O czym jeszcze moż na rozmawiać ? Sł oń ce jest doś ć niebezpieczne. Mó j biał oskó ry mą ż od razu spł oną ł , mimo wszelkich podję tych ś rodkó w ostroż noś ci, przez co przez kolejne dni ką pał się w koszulce, co wcale nie przeszkadzał o. Rano zawsze pł ywaliś my w Oceanie, ale przez dł ugi czas jest to absolutnie niemoż liwe - sł oń ce ś wieci nad nami, ramiona pł oną i nigdy nie ma spokoju. na począ tku nawet fajnie jest huś tać się na duż ych falach, ale mó j aparat przedsionkowy nie jest zbyt dobry, wię c godzina bujania to limit! Dalej - basen ratunkowy! Wzdł uż brzegó w o zaskakują co niewyobraż alnej geometrii, na jej wyspach znajdują się niskie palmy kokosowe, dlatego jest cień . Moż esz po prostu leż eć na wodzie, moż esz bawić się w jednej z zatok basenu, moż esz posiedzieć w barze po pas w wodzie i popijać Mamu Juana...Pł ywał em, czytał em Akunin, pł ywał em ponownie, potem w basen - potem w Oceanie. Zapomniał em o obiedzie. Na plaż y był a czynna cał ą dobę restauracja morska, w któ rej moż na był o dostać lody, owoce, cokolwiek. . .

O restauracjach. Był em gotowy na obfitoś ć owocó w morza i owocó w. Ale mimo to był em zachwycony dziesię cioma rodzajami ś wież o wyciskanych sokó w na ś niadanie, tym, ż e jeś li z jakiegoś powodu nie lubisz ż adnego z setek (nie pomylę się , jeś li tak powiem) już przygotowanych potraw, moż esz wybrać dowolny produkt ź ró dł owy lub ich kombinację (mię so, ryby, cokolwiek do dowolnego rodzaju makaronu) i poprosić o gotowanie tuż przy Tobie zgodnie z Twoim przepisem. Pomyś l o tym, to nawet mile widziane! Na naszym terenie był o 5 restauracji (gł ó wna restauracja bufetowa, morska, fondue, wł oska, meksykań ska), na terenie są siednich hoteli był o jeszcze 16, wszystkie moż na był o zwiedzać , ale wł asnych mieliś my doś ć . Fajnie, ż e od drugiego dnia kelnerzy witali nas po rosyjsku, znali nasze upodobania w napojach i daniach iz radoś cią speł niali każ dą zachciankę .

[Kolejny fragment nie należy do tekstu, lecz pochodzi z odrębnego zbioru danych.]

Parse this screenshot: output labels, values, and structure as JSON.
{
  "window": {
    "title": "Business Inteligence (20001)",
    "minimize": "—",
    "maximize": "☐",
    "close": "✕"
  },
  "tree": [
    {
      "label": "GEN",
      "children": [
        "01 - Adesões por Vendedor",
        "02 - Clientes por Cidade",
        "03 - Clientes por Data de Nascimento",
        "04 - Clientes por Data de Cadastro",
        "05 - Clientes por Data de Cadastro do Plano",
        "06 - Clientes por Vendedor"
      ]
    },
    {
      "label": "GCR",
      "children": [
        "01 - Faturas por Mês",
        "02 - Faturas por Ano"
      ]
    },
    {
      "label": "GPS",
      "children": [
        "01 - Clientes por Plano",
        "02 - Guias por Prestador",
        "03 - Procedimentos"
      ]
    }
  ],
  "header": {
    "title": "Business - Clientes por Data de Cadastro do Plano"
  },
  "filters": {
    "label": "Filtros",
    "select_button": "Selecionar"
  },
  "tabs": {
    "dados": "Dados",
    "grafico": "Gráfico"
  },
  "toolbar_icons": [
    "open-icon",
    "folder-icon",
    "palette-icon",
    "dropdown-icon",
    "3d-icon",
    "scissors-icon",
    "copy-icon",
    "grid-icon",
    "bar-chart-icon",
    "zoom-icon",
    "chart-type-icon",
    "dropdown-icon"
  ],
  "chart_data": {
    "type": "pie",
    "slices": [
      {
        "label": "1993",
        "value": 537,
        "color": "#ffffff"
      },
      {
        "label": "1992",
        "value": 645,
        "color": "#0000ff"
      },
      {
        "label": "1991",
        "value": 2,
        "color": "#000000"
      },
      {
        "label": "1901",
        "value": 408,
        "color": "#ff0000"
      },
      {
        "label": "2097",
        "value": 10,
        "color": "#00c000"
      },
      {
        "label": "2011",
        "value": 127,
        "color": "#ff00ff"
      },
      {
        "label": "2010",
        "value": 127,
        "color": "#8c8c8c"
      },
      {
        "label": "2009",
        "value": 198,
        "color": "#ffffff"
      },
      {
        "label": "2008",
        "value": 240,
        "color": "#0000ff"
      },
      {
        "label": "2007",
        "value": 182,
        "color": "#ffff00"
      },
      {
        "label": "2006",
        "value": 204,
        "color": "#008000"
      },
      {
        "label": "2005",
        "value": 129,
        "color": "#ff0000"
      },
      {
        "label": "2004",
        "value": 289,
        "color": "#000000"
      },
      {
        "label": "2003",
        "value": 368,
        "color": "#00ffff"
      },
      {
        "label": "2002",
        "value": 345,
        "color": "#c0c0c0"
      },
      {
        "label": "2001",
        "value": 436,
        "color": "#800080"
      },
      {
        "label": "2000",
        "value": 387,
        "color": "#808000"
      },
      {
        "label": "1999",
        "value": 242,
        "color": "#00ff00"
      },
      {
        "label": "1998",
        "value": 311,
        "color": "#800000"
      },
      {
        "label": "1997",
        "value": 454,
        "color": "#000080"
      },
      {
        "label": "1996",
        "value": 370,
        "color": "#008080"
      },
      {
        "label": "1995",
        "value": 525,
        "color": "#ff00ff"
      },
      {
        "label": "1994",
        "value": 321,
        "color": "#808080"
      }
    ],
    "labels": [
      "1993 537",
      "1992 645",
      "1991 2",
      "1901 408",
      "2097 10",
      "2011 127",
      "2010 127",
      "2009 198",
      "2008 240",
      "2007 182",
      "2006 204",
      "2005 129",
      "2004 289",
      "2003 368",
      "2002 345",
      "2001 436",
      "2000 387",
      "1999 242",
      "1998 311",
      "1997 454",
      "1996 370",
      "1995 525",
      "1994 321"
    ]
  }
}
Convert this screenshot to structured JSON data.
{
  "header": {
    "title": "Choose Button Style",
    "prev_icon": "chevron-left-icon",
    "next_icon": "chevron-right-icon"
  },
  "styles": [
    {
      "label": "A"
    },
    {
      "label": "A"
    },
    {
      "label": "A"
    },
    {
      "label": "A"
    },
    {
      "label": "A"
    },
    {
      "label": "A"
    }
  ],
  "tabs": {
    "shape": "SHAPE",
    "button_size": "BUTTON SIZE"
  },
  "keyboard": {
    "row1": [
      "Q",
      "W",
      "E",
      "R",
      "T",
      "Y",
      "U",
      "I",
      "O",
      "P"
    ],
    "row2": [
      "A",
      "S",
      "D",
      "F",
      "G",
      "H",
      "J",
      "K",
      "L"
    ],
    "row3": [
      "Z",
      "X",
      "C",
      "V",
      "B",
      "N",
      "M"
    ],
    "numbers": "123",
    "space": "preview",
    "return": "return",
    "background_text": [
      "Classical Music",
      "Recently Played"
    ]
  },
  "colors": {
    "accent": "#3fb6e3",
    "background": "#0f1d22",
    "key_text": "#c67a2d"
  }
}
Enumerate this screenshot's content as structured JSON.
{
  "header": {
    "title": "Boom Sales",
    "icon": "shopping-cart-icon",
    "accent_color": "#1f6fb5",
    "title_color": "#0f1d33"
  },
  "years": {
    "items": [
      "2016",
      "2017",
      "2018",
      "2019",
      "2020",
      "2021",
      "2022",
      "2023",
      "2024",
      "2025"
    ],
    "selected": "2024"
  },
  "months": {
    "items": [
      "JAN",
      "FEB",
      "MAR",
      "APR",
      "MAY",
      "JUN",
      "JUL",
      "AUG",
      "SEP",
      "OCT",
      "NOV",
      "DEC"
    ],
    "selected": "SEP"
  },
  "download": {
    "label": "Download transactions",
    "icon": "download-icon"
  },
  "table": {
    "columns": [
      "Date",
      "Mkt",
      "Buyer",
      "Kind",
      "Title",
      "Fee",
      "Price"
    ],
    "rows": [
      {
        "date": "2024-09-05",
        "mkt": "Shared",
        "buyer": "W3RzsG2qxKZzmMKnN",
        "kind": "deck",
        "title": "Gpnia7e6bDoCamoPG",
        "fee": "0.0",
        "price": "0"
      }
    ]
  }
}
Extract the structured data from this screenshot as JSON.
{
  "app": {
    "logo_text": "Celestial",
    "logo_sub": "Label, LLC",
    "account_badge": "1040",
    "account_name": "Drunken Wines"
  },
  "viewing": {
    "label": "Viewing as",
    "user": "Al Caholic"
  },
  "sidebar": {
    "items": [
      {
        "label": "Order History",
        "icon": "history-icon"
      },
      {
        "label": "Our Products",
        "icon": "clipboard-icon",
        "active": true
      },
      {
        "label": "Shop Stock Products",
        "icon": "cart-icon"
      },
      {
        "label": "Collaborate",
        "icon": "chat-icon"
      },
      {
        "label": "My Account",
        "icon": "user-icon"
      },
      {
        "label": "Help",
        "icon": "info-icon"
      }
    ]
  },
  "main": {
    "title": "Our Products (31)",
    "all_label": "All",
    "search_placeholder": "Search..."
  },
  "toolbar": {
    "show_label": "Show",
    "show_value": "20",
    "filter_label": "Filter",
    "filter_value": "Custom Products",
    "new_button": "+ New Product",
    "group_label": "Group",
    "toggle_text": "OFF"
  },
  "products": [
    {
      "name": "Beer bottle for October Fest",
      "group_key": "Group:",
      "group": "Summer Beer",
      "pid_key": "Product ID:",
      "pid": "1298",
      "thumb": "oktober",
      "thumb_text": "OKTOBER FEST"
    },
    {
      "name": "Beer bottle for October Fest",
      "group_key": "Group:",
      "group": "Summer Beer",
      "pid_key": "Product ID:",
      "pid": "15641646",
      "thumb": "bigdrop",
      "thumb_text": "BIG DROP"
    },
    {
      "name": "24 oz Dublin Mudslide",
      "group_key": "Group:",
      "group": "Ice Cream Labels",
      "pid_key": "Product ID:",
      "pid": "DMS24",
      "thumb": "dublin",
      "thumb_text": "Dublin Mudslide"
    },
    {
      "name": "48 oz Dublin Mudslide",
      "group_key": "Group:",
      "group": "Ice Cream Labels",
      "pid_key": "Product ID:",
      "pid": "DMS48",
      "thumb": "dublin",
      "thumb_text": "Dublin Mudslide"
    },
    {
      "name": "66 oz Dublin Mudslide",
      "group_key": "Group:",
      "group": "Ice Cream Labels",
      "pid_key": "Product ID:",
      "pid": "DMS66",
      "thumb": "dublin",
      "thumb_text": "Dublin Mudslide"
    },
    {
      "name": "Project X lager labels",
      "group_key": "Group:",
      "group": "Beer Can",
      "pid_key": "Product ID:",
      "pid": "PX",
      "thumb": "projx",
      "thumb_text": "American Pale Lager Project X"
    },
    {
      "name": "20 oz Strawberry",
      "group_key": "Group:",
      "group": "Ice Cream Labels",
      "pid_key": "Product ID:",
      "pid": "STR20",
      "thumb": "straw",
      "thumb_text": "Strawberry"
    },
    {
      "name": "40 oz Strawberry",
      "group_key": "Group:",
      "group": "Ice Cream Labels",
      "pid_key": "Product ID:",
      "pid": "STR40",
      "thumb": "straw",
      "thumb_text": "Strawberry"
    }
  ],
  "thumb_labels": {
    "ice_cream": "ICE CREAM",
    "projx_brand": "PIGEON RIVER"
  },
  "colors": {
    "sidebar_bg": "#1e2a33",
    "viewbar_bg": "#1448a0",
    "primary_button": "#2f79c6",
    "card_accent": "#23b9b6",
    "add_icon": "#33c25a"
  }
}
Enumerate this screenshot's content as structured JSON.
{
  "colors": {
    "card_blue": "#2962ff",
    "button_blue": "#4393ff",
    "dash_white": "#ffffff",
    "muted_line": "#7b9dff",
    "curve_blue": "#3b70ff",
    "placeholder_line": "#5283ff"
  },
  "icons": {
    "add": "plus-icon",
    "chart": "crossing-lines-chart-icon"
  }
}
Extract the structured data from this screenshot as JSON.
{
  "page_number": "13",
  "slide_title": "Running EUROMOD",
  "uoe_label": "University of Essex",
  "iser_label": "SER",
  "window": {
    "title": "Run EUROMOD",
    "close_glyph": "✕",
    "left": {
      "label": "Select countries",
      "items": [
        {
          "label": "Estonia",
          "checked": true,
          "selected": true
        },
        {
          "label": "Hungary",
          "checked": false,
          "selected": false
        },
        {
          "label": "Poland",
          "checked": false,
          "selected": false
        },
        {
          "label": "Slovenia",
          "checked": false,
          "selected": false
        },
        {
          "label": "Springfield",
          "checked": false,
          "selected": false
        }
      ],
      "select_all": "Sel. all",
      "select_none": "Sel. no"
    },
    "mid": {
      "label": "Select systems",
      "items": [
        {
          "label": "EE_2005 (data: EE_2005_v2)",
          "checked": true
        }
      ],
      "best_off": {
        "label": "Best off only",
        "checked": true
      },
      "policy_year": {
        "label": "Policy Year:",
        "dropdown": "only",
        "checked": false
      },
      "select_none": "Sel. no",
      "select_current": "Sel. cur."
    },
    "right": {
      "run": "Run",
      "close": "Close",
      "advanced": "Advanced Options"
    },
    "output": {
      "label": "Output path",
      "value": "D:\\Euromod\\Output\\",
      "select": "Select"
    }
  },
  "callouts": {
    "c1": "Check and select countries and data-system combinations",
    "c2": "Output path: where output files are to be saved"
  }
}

Nawiasem mó wią c, jesteś my ludź mi, któ rzy nie są przyzwyczajeni do wykwintnej obsł ugi i nie są rozpieszczeni, dlatego sami nosiliś my koktajle i rę czniki plaż owe, co zaskoczył o pracownikó w i Amerykanó w.
Wyobraź sobie, ż e te wakacje tak ró ż nił y się od reszty mojego ż ycia: w tempie, w liczbie ruchó w, ten czas zmienił swoją istotę . O dziwo cią gnę ł o się w zupeł nie inny sposó b – gł adko, spokojnie. Wydaje mi się , ż e w tej bł ogoś ci mó gł miną ć miesią c lub rok… Nie chodził am na ż adne konkursy i lekcje tań ca, któ re trwał y cał y dzień ani na plaż y, ani w basenie, ani w lobby. Czasami patrzył em na to wszystko z zewną trz – fajnie. Czasami nie patrzył em.
Mó j mą ż i ja cieszyliś my się sobą i lenistwem! To był o tego warte!
Wycieczki.
Wiele został o zaoferowanych. Drogi. Wybraliś my 3, zapł aciliś my ponad 800 USD.
1. Safari na odludziu. Na otwartych cię ż aró wkach wyposaż onych w siedzenia i pasy bezpieczeń stwa jeź dzili po prowincji. Daleko stą d. Zatrzymaliś my się na ranczo, przejechaliś my konno przez gaj palmowy. Lubię . Dalej - na plantacjach kawy, kakao, trzciny cukrowej, sadach mango. Ciekawe. Okazuje się , ż e kakao roś nie bezpoś rednio na pniu. Najpierw na pniu drzewa, któ re wyglą da jak duż a jabł oń , gdzieniegdzie pojawiają się drobne, biał e kwiatki, z któ rych wyrastają duż e brą zowe owoce wielkoś ci duż ego grejpfruta, a ziarna kakao ż yją w biał ej wilgotnej wacie, tutaj !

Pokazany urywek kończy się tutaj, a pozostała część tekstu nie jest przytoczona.